The analysis carried out in Pollinators in peril by Kelsey Kopec & Lori Ann Burd showed that “more than 50 percent of native bee species for which sufficient data is available are declining, while 24 percent are in serious peril”.

According to a proposed rule released by the U.S. Fish and Wildlife Service, the bumblebee species’ population has dropped by nearly 90 percent and could qualify for protection under the Endangered Species Act (ESA). The growth of the bumblebee trade for agricultural pollination since the 1980s has been identified as one of the top emerging environmental issues likely to affect global diversity.

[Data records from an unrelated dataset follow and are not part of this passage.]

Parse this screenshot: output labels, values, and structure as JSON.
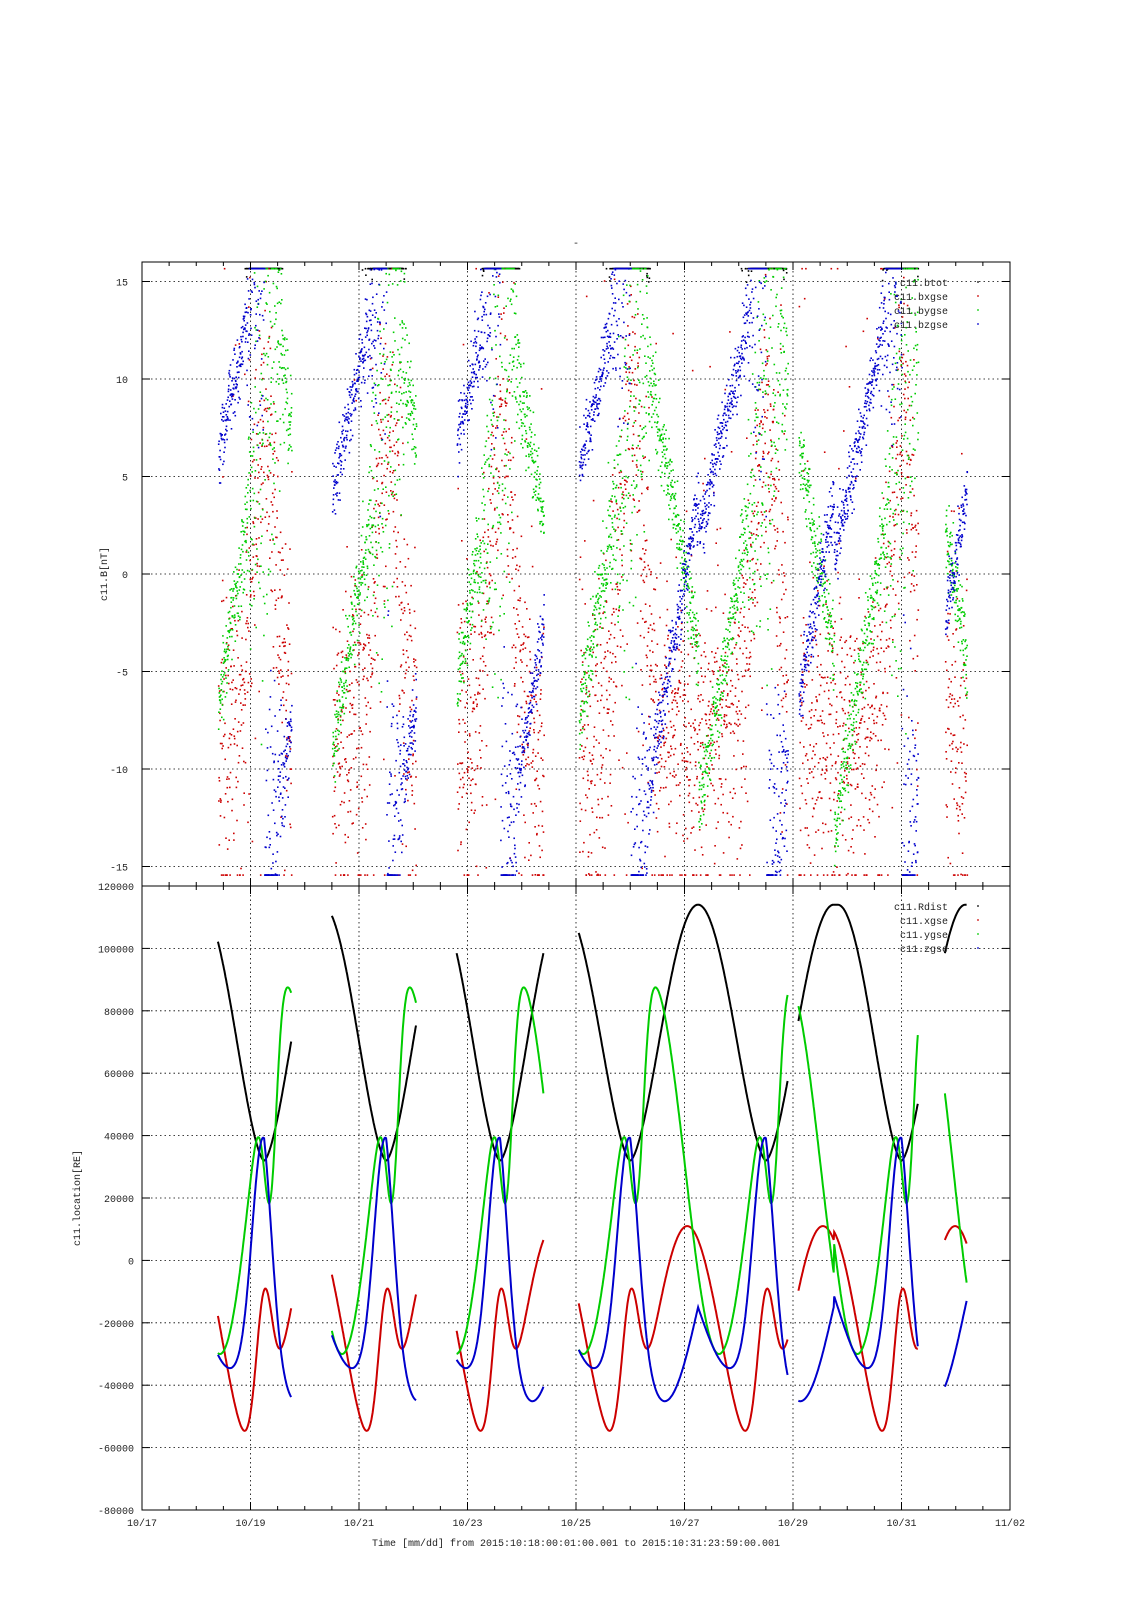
{
  "page_title": "-",
  "chart_data": [
    {
      "type": "scatter",
      "title": "",
      "ylabel": "c11.B[nT]",
      "xlim": [
        "10/17",
        "11/02"
      ],
      "ylim": [
        -16,
        16
      ],
      "yticks": [
        15,
        10,
        5,
        0,
        -5,
        -10,
        -15
      ],
      "grid": true,
      "legend_position": "top-right",
      "series": [
        {
          "name": "c11.btot",
          "color": "#000000"
        },
        {
          "name": "c11.bxgse",
          "color": "#cc0000"
        },
        {
          "name": "c11.bygse",
          "color": "#00cc00"
        },
        {
          "name": "c11.bzgse",
          "color": "#0000cc"
        }
      ]
    },
    {
      "type": "line",
      "title": "",
      "ylabel": "c11.location[RE]",
      "xlabel": "Time [mm/dd]  from 2015:10:18:00:01:00.001  to  2015:10:31:23:59:00.001",
      "xlim": [
        "10/17",
        "11/02"
      ],
      "xticks": [
        "10/17",
        "10/19",
        "10/21",
        "10/23",
        "10/25",
        "10/27",
        "10/29",
        "10/31",
        "11/02"
      ],
      "ylim": [
        -80000,
        120000
      ],
      "yticks": [
        120000,
        100000,
        80000,
        60000,
        40000,
        20000,
        0,
        -20000,
        -40000,
        -60000,
        -80000
      ],
      "grid": true,
      "legend_position": "top-right",
      "series": [
        {
          "name": "c11.Rdist",
          "color": "#000000"
        },
        {
          "name": "c11.xgse",
          "color": "#cc0000"
        },
        {
          "name": "c11.ygse",
          "color": "#00cc00"
        },
        {
          "name": "c11.zgse",
          "color": "#0000cc"
        }
      ]
    }
  ]
}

A good example is the European bumblebee Bombus terrestris, which has rapidly invaded the southern part of South America after being repeatedly introduced in Chile for crop pollination since 1997.

According to a new study published in the journal Science, over the past four decades, more than 450 butterfly species have declined at an average rate of nearly 2 percent a year. The monarch butterfly has been decreasing towards extinction due to landscape-scale threats from pesticides, development and global climate change. Over the last 20 years, monarch populations have fallen by more than 80 percent. The U.S. Geological Survey estimates that there is nearly a 60 percent chance the monarch’s spectacular, multigenerational migration in the eastern half of the country could completely collapse within the next 20 years. More alarmingly, the western population that winters in California has collapsed by nearly 99.4 percent, and could disappear in a few short years.

The City of Washington has taken a strong stand in defense of native pollinators. On June 20, 2014, President Obama issued the Presidential Memorandum “Creating a Federal Strategy to Promote the Health of Honeybees and Other Pollinators,” which required the District to create pollinator protection plans to specifically address issues facing pollinators at the local level.

In 2016, the District of Columbia had the distinction of being proclaimed a Bee City USA, thanks to the creation of a pollinator protection plan implemented by the Department of Energy & Environment (DOEE). The District is home to an active beekeeping community with several hundred hives and is home to some 130 species of native bees and nearly 100 species of butterflies.

Initiatives such as this one represent a major step towards the protection of biotic pollinating agents, considering that due to the high degree of agricultural intensification in rural areas, the impact of pesticides on fauna is threatening the survival of many insectivorous and small species. Cities often serve as “islands” of protection for these endemic species.